Ars Produktion 38 679
1 CD • 69min • 2004, 2005, 2017, 2023
07.05.2025
Künstlerische Qualität:
Klangqualität:
Gesamteindruck:
Mit dem Namen Abert verbindet der gebildete Musikfreund zwei bedeutende Musikwissenschaftler, Hermann und Anna Amalie. Deren Vater und Großvater, Johann Joseph (1832-1915), zu seiner Zeit ein erfolgreicher Dirigent und Komponist, ist dagegen kaum mehr ein Begriff. Seine Oper Ekkehard nach dem Roman Victor von Scheffels (1878) wurde zwar vor einem Vierteljahrhundert in Bad Urach wiederentdeckt und bei Capriccio als CD veröffentlicht (die heute als frühes Tondokument der späteren Weltstars Jonas Kaufmann und Christian Gerhaher geschätzt wird), doch fand sie danach keinen Eingang ins Repertoire. Der vom SWR und dem Label Ars Produktion gemeinsam unternommene Versuch, Abert mit einem Komponisten-Portrait zu ehren, füllt in jedem Fall eine diskographische Lücke.
Aufstieg und Vergessen
In Böhmen geboren und in Prag ausgebildet, fand Abert seinen Wirkungskreis in Stuttgart, erst als Kontrabassist im Orchester, später als Musikdirektor und schließlich durch die Protektion der einflussreichen Pauline Viardot als Hofkapellmeister. Schon in seiner Studienzeit hatte er mit dem Komponieren begonnen und war dann in seinen Stuttgarter Jahren auch in dieser Hinsicht sehr intensiv tätig, wobei der Schwerpunkt auf dem Gebiet der Oper lag. Abert pflegte Kontakte zu den Dichtern Ludwig Uhland und Eduard Mörike, mit dem wesentlich älteren Justinus Kerner und dessen ebenfalls dichtenden Sohn Theobald war er befreundet. Bei einem mehrmonatigen Studienaufenthalt in Paris machte Abert Bekanntschaft mit den Größen der französischen Oper, ebenso mit Gioacchino Rossini und Richard Wagner, auch bei der skandalumwitterten Tannhäuser-Premiere war er dabei. In den 1870er Jahren wurde er dann zu einer festen Größe im Musikbetrieb, dessen Werke von führenden Verlagen wie Breitkopf & Härtel und Schott vertrieben wurden. Doch gegen Ende des Jahrhunderts begann sein Ruhm zu verblassen, und als er mit 82 Jahren starb, war er so gut wie vergessen.
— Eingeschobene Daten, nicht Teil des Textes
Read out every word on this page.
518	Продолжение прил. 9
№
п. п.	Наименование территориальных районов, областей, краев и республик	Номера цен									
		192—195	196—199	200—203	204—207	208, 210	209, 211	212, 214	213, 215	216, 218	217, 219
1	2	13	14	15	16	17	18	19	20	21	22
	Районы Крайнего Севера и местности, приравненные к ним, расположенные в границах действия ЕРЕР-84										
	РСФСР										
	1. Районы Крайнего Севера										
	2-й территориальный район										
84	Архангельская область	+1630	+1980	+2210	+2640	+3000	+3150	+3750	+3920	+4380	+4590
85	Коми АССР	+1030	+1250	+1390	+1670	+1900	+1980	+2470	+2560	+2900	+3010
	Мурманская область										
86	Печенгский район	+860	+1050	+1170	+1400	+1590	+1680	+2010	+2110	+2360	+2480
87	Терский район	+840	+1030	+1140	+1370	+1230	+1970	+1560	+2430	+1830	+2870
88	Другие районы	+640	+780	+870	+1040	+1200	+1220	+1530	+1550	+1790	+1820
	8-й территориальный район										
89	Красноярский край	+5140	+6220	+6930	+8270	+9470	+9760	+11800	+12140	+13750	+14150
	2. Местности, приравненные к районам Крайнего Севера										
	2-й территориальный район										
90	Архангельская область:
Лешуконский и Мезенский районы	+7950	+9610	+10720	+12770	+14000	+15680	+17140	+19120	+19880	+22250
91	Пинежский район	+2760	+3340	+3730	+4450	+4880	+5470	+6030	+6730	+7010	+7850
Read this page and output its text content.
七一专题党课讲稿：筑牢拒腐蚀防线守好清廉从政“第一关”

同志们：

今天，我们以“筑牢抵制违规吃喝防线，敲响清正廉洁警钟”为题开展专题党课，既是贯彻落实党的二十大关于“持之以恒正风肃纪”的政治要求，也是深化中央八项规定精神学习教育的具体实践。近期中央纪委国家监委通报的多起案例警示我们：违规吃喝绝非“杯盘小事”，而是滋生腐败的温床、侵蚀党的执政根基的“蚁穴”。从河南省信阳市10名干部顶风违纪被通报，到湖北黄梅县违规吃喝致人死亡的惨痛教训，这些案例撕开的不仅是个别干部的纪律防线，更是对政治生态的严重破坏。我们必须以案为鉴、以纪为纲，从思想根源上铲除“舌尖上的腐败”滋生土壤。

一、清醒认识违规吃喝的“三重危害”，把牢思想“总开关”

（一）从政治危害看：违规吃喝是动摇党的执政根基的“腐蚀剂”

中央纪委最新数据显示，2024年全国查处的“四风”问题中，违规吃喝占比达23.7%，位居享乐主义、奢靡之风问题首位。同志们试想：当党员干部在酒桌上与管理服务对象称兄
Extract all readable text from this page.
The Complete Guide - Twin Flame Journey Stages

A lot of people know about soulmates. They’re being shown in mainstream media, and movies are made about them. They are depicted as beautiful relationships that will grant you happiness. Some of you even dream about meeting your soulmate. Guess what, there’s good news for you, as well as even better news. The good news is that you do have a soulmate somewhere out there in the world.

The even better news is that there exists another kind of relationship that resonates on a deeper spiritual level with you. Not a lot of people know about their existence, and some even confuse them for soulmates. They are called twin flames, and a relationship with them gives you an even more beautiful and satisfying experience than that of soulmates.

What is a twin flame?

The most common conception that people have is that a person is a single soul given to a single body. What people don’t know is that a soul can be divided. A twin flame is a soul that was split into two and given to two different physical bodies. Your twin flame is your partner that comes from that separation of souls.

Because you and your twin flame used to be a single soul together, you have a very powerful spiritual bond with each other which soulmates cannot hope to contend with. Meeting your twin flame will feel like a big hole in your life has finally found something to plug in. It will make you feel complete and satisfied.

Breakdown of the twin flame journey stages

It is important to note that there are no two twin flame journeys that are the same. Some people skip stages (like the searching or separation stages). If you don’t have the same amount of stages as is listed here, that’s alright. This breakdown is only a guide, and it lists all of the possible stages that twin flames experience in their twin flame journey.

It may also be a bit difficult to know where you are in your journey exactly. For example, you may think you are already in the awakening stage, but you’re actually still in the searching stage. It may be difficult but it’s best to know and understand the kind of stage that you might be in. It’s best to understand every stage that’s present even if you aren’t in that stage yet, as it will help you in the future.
Querschnitt durch das Schaffen
Von seinen Bühnenwerken hatte neben dem seinerzeit vielgespielten Ekkehard die 1866 in Stuttgart uraufgeführte romantische Oper Astorga den größten Erfolg. Sie behandelt eine historisch nicht verbürgte Episode aus dem abenteuerlichen Leben des sizilianischen Komponisten Emanuele Astorga (1680-1755), dessen Stabat mater (das in der Oper kurz zitiert wird) noch heute gelegentlich aufgeführt wird. Astorga liebt Eleonore, die Frau seines Todfeindes Balbaces, und wird seinerseits von seiner hochbegabten Schülerin Angioletta heimlich geliebt, was genügend opernfähiges Konfliktpotential bietet. Sofern man das aus den drei vorliegenden, lediglich klavierbegleiteten Ausschnitten schließen kann, steht Abert hier in der Tradition Webers und der romantischen Opern Wagners. Seine über zwei Dutzend Lieder, von denen das Album etwa die Hälfte enthält, gewinnen gegenüber den Arbeiten großer Zeitgenossen wie Johannes Brahms kaum individuelles Profil. Melodisch eingängig, bleiben sie in der Klavierbegleitung relativ konventionell. Von den sieben Symphonien, die Abert zwischen 1852-1894 komponiert hat, ist hier der dritte Satz der vierten (mit dem programmatischen Titel Columbus. Musikalisches Seegemälde in Form einer Sinfonie) in einem zeitgenössischen Klavier-Arrangement zu hören, das keine Rückschlüsse auf Aberts Instrumentierungskünste zulässt. Den stärksten musikalischen Eindruck hinterlässt in dieser Sammlung das Streichquartett A-Dur, von dem leider nur zwei Sätze gespielt werden, darunter das originelle Scherzo.
Gepflegtes Niveau
Das von Joachim Draheim konzipierte und kommentierte Komponisten-Portrait ist offenbar in zwei Etappen entstanden. Die Hälfte der Titel wurde schon vor zwanzig Jahren aufgenommen, der Rest in jüngster Zeit, ohne dass sich im Darstellungsstil Brüche ergeben. Die Instrumentalisten können sich dabei mehr profilieren als die Sänger, die durchweg gepflegtes Stadttheater-Niveau halten. Die Soubrette Larissa Wäspy, die einen Teil der Lieder und die Opern-Ausschnitte gestaltet, verfügt naturgemäß nicht über den stimmlichen Farbenreichtum, um die beiden gegensätzlichen Frauenrollen in Astorga deutlich voneinander abzusetzen.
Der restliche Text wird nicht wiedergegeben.